I saw a post that used the following data:

library(glmnet)

age     <- c(4, 8, 7, 12, 6, 9, 10, 14, 7)
gender  <- as.factor(c(1, 0, 1, 1, 1, 0, 1, 0, 0))
bmi_p   <- c(0.86, 0.45, 0.99, 0.84, 0.85, 0.67, 0.91, 0.29, 0.88)
m_edu   <- as.factor(c(0, 1, 1, 2, 2, 3, 2, 0, 1))
p_edu   <- as.factor(c(0, 2, 2, 2, 2, 3, 2, 0, 0))
f_color <- as.factor(c("blue", "blue", "yellow", "red", "red", "yellow",
"yellow", "red", "yellow"))
asthma <- c(1, 1, 0, 1, 0, 0, 0, 1, 1)

xfactors <- model.matrix(asthma ~ gender + m_edu + p_edu + f_color)[, -1]
x        <- as.matrix(data.frame(age, bmi_p, xfactors))

# Note alpha=1 for lasso only and can blend with ridge penalty down to
# alpha=0 ridge only.
glmmod <- glmnet(x, y=as.factor(asthma), alpha=1, family="binomial")

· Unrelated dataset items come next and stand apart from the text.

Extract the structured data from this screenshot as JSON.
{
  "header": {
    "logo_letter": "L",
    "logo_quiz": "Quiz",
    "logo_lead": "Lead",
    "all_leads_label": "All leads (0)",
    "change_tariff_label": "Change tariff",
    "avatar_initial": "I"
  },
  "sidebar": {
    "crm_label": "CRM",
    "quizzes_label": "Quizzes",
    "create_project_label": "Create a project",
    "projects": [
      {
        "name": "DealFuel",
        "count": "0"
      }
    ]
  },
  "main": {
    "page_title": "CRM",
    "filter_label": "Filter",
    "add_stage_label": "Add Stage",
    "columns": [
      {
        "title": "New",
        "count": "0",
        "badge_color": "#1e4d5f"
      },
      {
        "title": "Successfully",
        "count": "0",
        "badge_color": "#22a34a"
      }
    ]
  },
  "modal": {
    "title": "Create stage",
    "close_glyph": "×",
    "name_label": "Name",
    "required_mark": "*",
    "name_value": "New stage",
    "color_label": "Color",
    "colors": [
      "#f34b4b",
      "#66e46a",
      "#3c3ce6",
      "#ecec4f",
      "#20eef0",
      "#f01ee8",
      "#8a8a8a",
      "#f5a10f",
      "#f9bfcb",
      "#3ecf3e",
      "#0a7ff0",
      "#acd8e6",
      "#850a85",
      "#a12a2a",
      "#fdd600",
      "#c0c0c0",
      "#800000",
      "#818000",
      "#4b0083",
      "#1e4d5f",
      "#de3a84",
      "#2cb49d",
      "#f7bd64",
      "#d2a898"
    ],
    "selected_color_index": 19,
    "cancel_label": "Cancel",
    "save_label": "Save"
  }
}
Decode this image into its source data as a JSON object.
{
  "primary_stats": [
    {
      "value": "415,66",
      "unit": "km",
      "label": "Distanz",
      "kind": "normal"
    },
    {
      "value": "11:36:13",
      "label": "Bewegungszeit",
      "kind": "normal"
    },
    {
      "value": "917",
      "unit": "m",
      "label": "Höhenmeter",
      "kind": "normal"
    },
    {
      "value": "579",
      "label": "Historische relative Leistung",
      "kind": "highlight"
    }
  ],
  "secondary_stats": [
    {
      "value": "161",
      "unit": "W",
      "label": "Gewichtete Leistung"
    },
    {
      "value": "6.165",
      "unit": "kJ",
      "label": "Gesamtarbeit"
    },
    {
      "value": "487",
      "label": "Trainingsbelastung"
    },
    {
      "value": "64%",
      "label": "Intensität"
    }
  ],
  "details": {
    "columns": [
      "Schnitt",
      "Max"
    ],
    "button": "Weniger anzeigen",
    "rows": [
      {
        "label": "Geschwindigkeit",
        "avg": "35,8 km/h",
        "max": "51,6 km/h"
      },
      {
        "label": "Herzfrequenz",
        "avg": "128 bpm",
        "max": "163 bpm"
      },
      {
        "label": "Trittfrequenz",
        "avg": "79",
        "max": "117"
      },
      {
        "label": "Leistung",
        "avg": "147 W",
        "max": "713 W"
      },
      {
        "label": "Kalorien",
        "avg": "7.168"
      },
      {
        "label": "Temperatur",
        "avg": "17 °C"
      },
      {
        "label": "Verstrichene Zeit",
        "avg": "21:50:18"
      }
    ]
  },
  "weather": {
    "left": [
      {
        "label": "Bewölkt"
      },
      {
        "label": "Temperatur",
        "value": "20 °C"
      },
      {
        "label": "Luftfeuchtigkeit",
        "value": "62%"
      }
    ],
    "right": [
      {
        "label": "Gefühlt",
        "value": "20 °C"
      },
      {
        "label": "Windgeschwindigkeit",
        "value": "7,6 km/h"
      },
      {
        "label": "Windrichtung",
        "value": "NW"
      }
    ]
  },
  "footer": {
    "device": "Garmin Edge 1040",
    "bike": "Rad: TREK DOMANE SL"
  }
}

# Plot variable coefficients vs. shrinkage parameter lambda.
plot(glmmod, xvar="lambda")


It seems that they are doing LASSO regression on a dichotomous variable. I am wondering if this is even valid? If so, how are they making sure the Y variables make sense in the context of the problem?

It is valid. Note the family="binomial" argument which is appropriate for a classification problem. A normal lasso regression problem would use the gaussian link function.